A trilha sonora é de Ennio Morricone, o que significa dizer que a trilha do filme é excelente.
Bem, talvez Na Linha de Fogo não seja apenas um filme de ação. Mary fez uma ótima observação: o monstro que se combate no filme, afinal de contas, é uma criação do próprio governo do Império, essa gigantesca, descomunal e louca máquina. Eles são assim mesmo: criam seus monstros, e depois têm que lutar contra o que eles mesmos criaram. Está aí Saddam Hussein para não nos deixar mentir.
Na Linha de Fogo/In the Line of Fire
De Wolfgang Petersen, EUA, 1993
Com Clint Eastwood, John Malkovich, Rene Russo, Dylan McDermott, Gary Cole, Fred Dalton Thompson, John Mahoney, Jim Curley
Roteiro Jeff Maguire
Fotografia John Bailey
Montagem Anne V. Coates
Música Ennio Morricone
Produção Columbia Pictures e Castle Rock Entertainment
Cor, 127 min
R, ***
Gosto deste filme que vi várias vezes e é realmente interessante.
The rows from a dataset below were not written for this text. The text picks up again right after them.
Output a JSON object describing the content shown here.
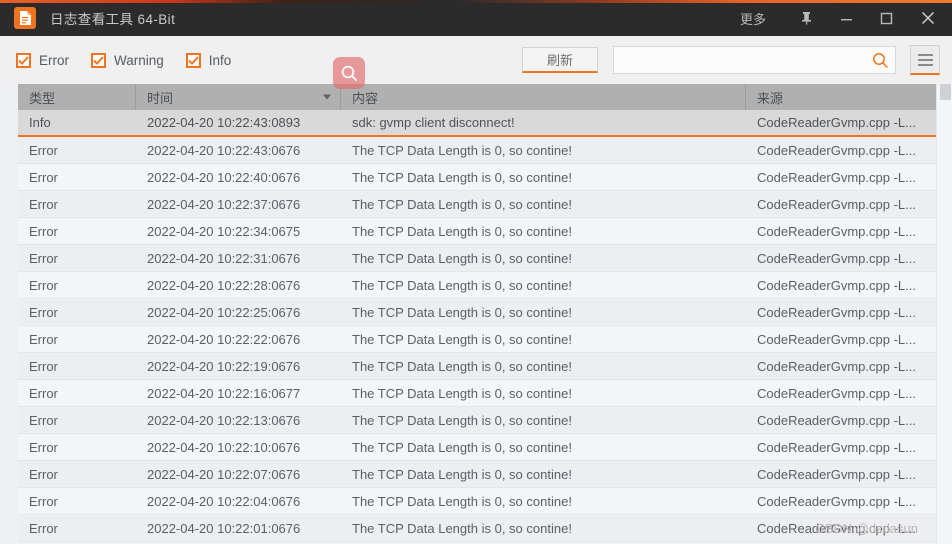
{
  "titlebar": {
    "app_icon": "document-icon",
    "title": "日志查看工具 64-Bit",
    "more_label": "更多",
    "pin_icon": "pin-icon",
    "minimize_icon": "minimize-icon",
    "maximize_icon": "maximize-icon",
    "close_icon": "close-icon",
    "background": "#2b2b2b",
    "accent": "#f0741f"
  },
  "toolbar": {
    "filters": [
      {
        "label": "Error",
        "checked": true
      },
      {
        "label": "Warning",
        "checked": true
      },
      {
        "label": "Info",
        "checked": true
      }
    ],
    "refresh_label": "刷新",
    "search": {
      "value": "",
      "placeholder": "",
      "icon": "search-icon"
    },
    "menu_icon": "hamburger-menu-icon",
    "cursor_badge_icon": "search-icon"
  },
  "table": {
    "columns": [
      {
        "key": "type",
        "label": "类型",
        "sorted": false
      },
      {
        "key": "time",
        "label": "时间",
        "sorted": true,
        "sort_dir": "desc"
      },
      {
        "key": "content",
        "label": "内容",
        "sorted": false
      },
      {
        "key": "source",
        "label": "来源",
        "sorted": false
      }
    ],
    "rows": [
      {
        "type": "Info",
        "time": "2022-04-20 10:22:43:0893",
        "content": "sdk: gvmp client disconnect!",
        "source": "CodeReaderGvmp.cpp  -L...",
        "selected": true
      },
      {
        "type": "Error",
        "time": "2022-04-20 10:22:43:0676",
        "content": "The TCP Data Length is 0, so contine!",
        "source": "CodeReaderGvmp.cpp  -L...",
        "selected": false
      },
      {
        "type": "Error",
        "time": "2022-04-20 10:22:40:0676",
        "content": "The TCP Data Length is 0, so contine!",
        "source": "CodeReaderGvmp.cpp  -L...",
        "selected": false
      },
      {
        "type": "Error",
        "time": "2022-04-20 10:22:37:0676",
        "content": "The TCP Data Length is 0, so contine!",
        "source": "CodeReaderGvmp.cpp  -L...",
        "selected": false
      },
      {
        "type": "Error",
        "time": "2022-04-20 10:22:34:0675",
        "content": "The TCP Data Length is 0, so contine!",
        "source": "CodeReaderGvmp.cpp  -L...",
        "selected": false
      },
      {
        "type": "Error",
        "time": "2022-04-20 10:22:31:0676",
        "content": "The TCP Data Length is 0, so contine!",
        "source": "CodeReaderGvmp.cpp  -L...",
        "selected": false
      },
      {
        "type": "Error",
        "time": "2022-04-20 10:22:28:0676",
        "content": "The TCP Data Length is 0, so contine!",
        "source": "CodeReaderGvmp.cpp  -L...",
        "selected": false
      },
      {
        "type": "Error",
        "time": "2022-04-20 10:22:25:0676",
        "content": "The TCP Data Length is 0, so contine!",
        "source": "CodeReaderGvmp.cpp  -L...",
        "selected": false
      },
      {
        "type": "Error",
        "time": "2022-04-20 10:22:22:0676",
        "content": "The TCP Data Length is 0, so contine!",
        "source": "CodeReaderGvmp.cpp  -L...",
        "selected": false
      },
      {
        "type": "Error",
        "time": "2022-04-20 10:22:19:0676",
        "content": "The TCP Data Length is 0, so contine!",
        "source": "CodeReaderGvmp.cpp  -L...",
        "selected": false
      },
      {
        "type": "Error",
        "time": "2022-04-20 10:22:16:0677",
        "content": "The TCP Data Length is 0, so contine!",
        "source": "CodeReaderGvmp.cpp  -L...",
        "selected": false
      },
      {
        "type": "Error",
        "time": "2022-04-20 10:22:13:0676",
        "content": "The TCP Data Length is 0, so contine!",
        "source": "CodeReaderGvmp.cpp  -L...",
        "selected": false
      },
      {
        "type": "Error",
        "time": "2022-04-20 10:22:10:0676",
        "content": "The TCP Data Length is 0, so contine!",
        "source": "CodeReaderGvmp.cpp  -L...",
        "selected": false
      },
      {
        "type": "Error",
        "time": "2022-04-20 10:22:07:0676",
        "content": "The TCP Data Length is 0, so contine!",
        "source": "CodeReaderGvmp.cpp  -L...",
        "selected": false
      },
      {
        "type": "Error",
        "time": "2022-04-20 10:22:04:0676",
        "content": "The TCP Data Length is 0, so contine!",
        "source": "CodeReaderGvmp.cpp  -L...",
        "selected": false
      },
      {
        "type": "Error",
        "time": "2022-04-20 10:22:01:0676",
        "content": "The TCP Data Length is 0, so contine!",
        "source": "CodeReaderGvmp.cpp  -L...",
        "selected": false
      }
    ]
  },
  "watermark": "CSDN @dsdasun"
}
Tem piada que nunca reparei nas caretas do John Malkovich e já há por aqui referências a ele ser “careteiro” mas não percebi o que queriam dizer.
É um fraco actor lá isso é verdade.
Parece que “careteiro” é uma adjectivo exclusivo do Sérgio, nunca vi esta palavra em sítio nenhum.
Estou a escrever isto porque estou a rever o filme com grande prazer.